Chilmark takes up Middle Line plans
Chilmark selectmen will ask voters to move ahead with plans to develop affordable housing off Middle Line Road, make timely repairs to the Chilmark Community Center, and spend money to save money on town roads at a special town meeting on Monday, Sept. 25.
Voters will confront a healthy special town meeting warrant containing 24 articles - one more than the number presented to voters at the annual town meeting last spring - which when totaled exceed $690,000 in spending from various sources. The meeting begins at 7:30 pm in the Chilmark Community Center.
Middle Line Road returns
The first article on the special town meeting warrant provides an opportunity for town officials to review with voters the status of the retooled Middle Line Road project.
Riggs Parker, chairman of the board of selectmen, said the article is intended to inform voters of the change in the process. He said that the new plan calls for the town to do most of the preliminary work, including permitting and infrastructure development.
"It is just a refinement of the project with some changes," said Mr.
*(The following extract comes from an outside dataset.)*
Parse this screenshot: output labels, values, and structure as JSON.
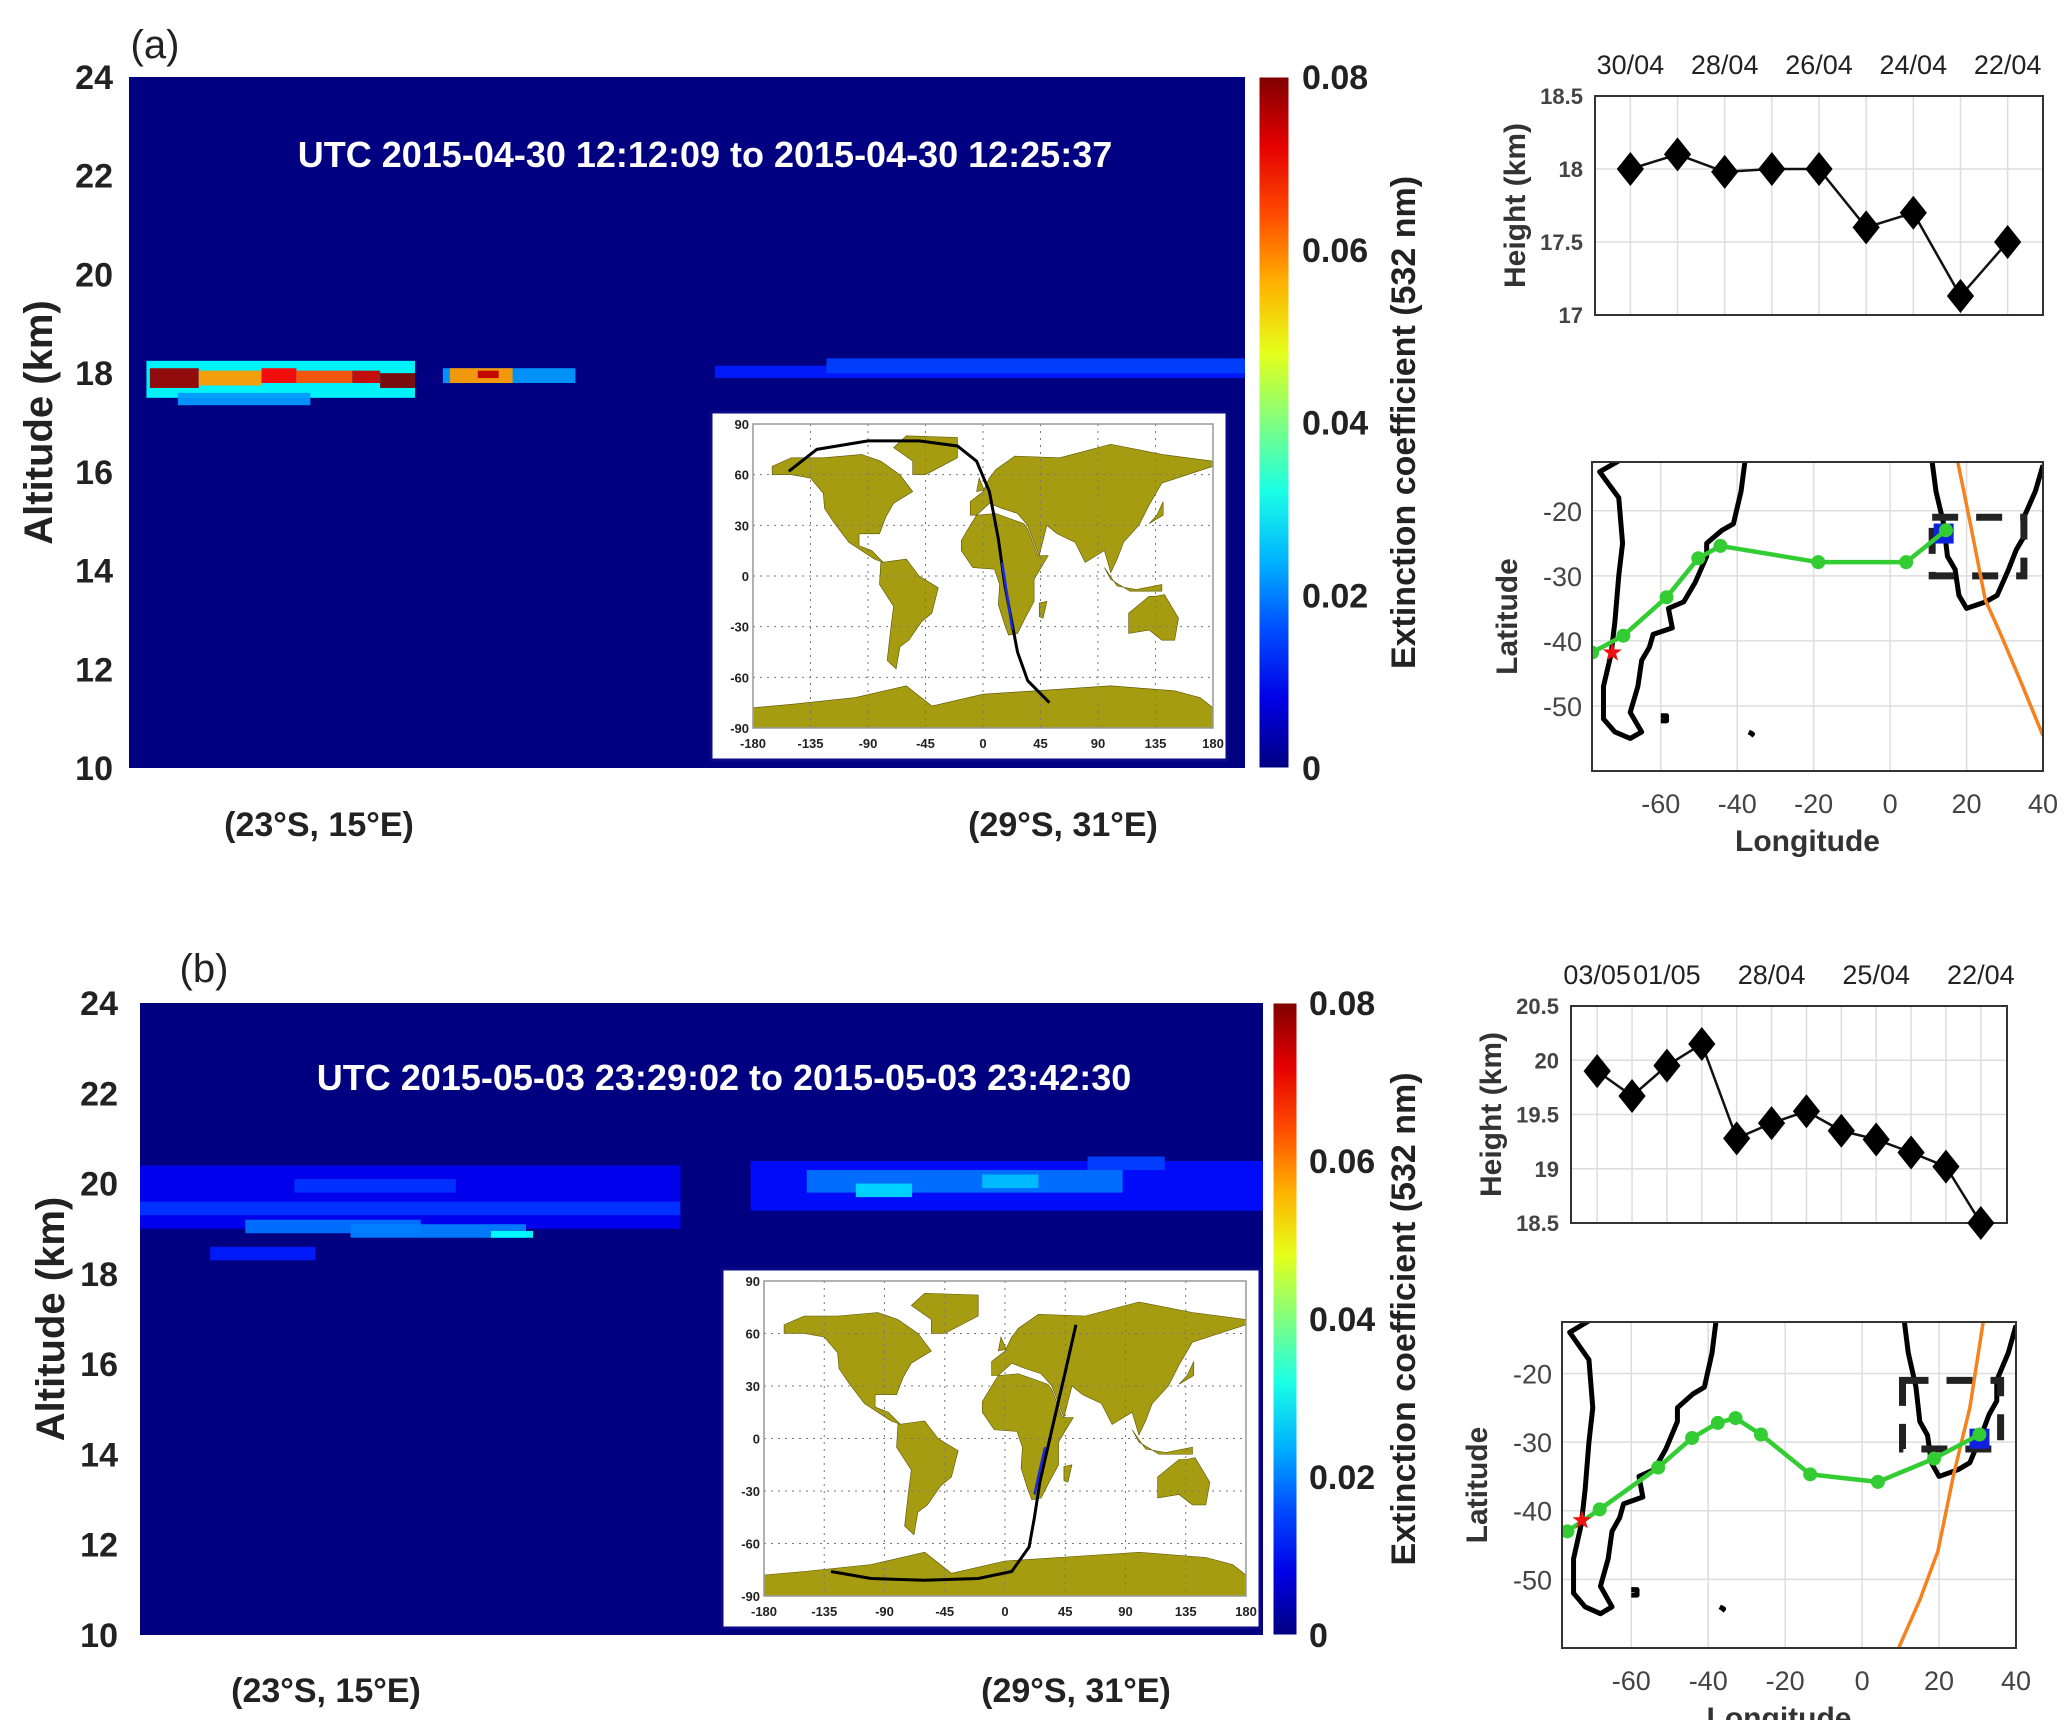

Parker. "The town will do more and the developer will do less and we hope we will save money in the process."
Warren Doty, selectman and the board's point man on the project, said it is important that the town be aware of the changes made to the project and how the selectmen would like to proceed.
The town began the effort last year to build 12 affordable housing units consisting of six privately owned houses and six rental units on 21 acres of town-owned land off Tabor House Road.
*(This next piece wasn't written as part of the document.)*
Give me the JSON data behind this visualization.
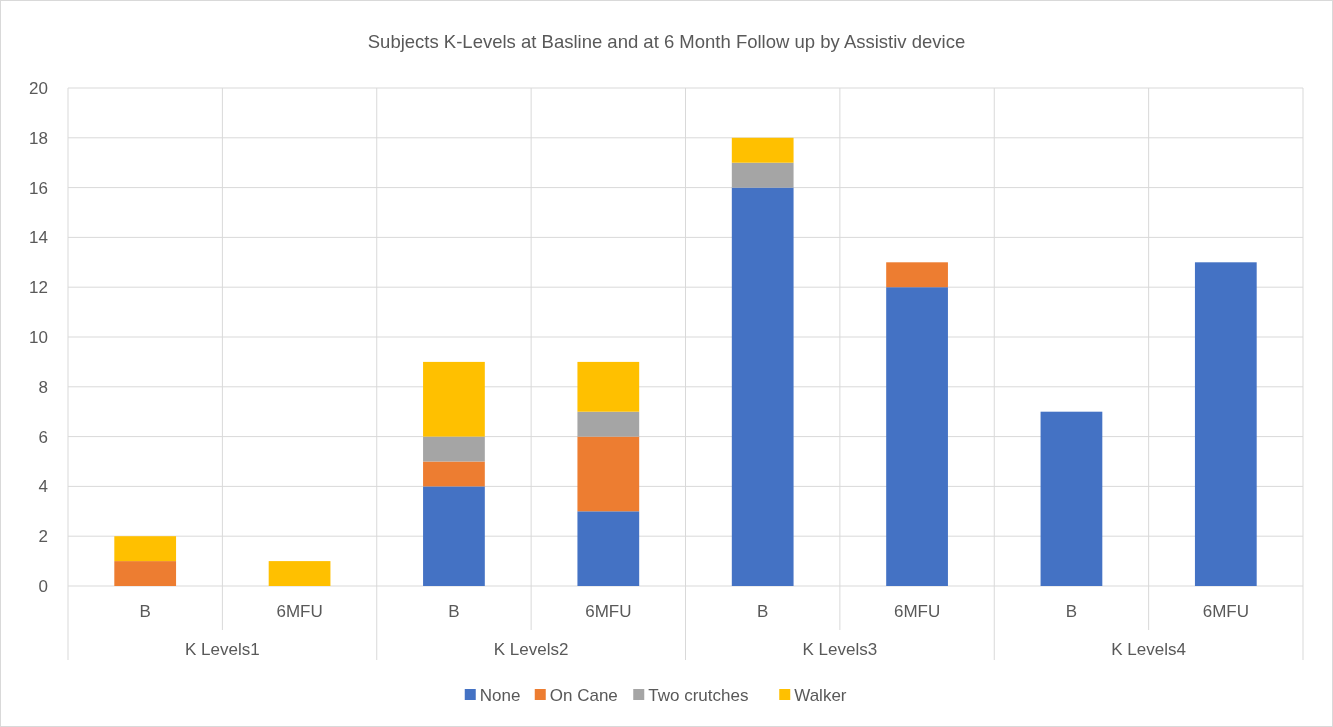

In December 2006 the town issued a request for proposals. A consortium led by the Island Housing Trust (IHT) submitted the only proposal.
The IHT consortium included South Mountain Company of West Tisbury and the Dukes County Regional Housing Authority. Questions soon arose about the potential costs to the town, affordability of the units, legal issues surrounding the use of Community Preservation Act funds, and the extent to which possible conflicts of interest might affect the project.
After weeks of meetings and discussions, to the dismay of the town housing committee, in May the Chilmark selectmen unanimously voted to put aside the IHT proposal and start again, this time using a two-step approach designed to provide town officials with detailed plans tied to cost estimates they could present to voters.
The selectmen appointed a committee consisting of selectman Doty, housing committee member Andy Goldman, and building inspector Lenny Jason and gave them the job of determining what permits are needed and working with the various committees to craft a new process.
The warrant article that will be presented to voters next week sets out a process under which the Middle Line Road project would proceed. One important change is that an RFP would be issued only for a developer to build the rental units and those people awarded one of the resident homesites would be responsible for building their own houses.
The article asks that voters authorize the selectmen to seek approval from the planning board to subdivide the parcel into seven lots, six of which would be designated as resident homesite lots and one held by the town for the construction of six rental units. If approved, the article would also allow the selectmen to move forward with the infrastructure improvements needed to develop the site and approve a selection process for awarding the six homesites.
Future town meeting approval would be sought for the rental housing design and the funding needed to build the rental housing.
Voters will only need to look around when it comes time to take up spending on improvements to the Chilmark Community Center. In separate articles voters will be asked to spend $37,500 to replace the well-used building's windows and doors "consistent with the architectural design of the structure as determined by the Historical Commission," and spend another $37,500 on repairs and renovations.
Mr. Doty said the windows are approximately 50 years old and allow a significant amount of heat to escape in the winter. "New windows will help cut energy costs quite a bit," he said.
Another town building slated for repairs is the historic Menemsha Schoolhouse, now used as the town police station. The town is proposing to spend $20,000 to repaint the schoolhouse and make minor repairs to the belfry and windows.
Chilmark's reputation for wise money management is behind a request to appropriate $30,700 from available funds to help lessen long-term interest payments for the cost of improvements to the West Filled Dock from ten years to five years. Mr. Doty estimated the town would save $100,000.
Selectmen will also ask voters to add a five-percent fee to what the town now charges people requesting police details. Mr. Parker said it is only fair that the town receive some payment for the administrative costs associated with police details.
The warrant includes more than $158,000 in spending on town roads. Mr. Doty said the town expects that the price of asphalt will rise and doing the work now is one way to save money.
Looking at the warrant as a whole, Mr. Doty said it is a lot of money to spend for a small town but it seems to make sense at this time.
Additional warrant article spending requests include: $2,225 to upgrade the town office voice mail system; $1,600 to purchase and install a telephone system at the police station; $2,500 to upgrade the e-mail server at the town hall and purchase work-station backup software; $5,500 to purchase a digital document scanner and to start converting existing town records into a digital format for better public access and long-term storage; $24,790 to dredge that portion of Menemsha Harbor around the transient yacht and Dutcher Docks; and $25,000 to replace up to 30 pilings in Menemsha Harbor.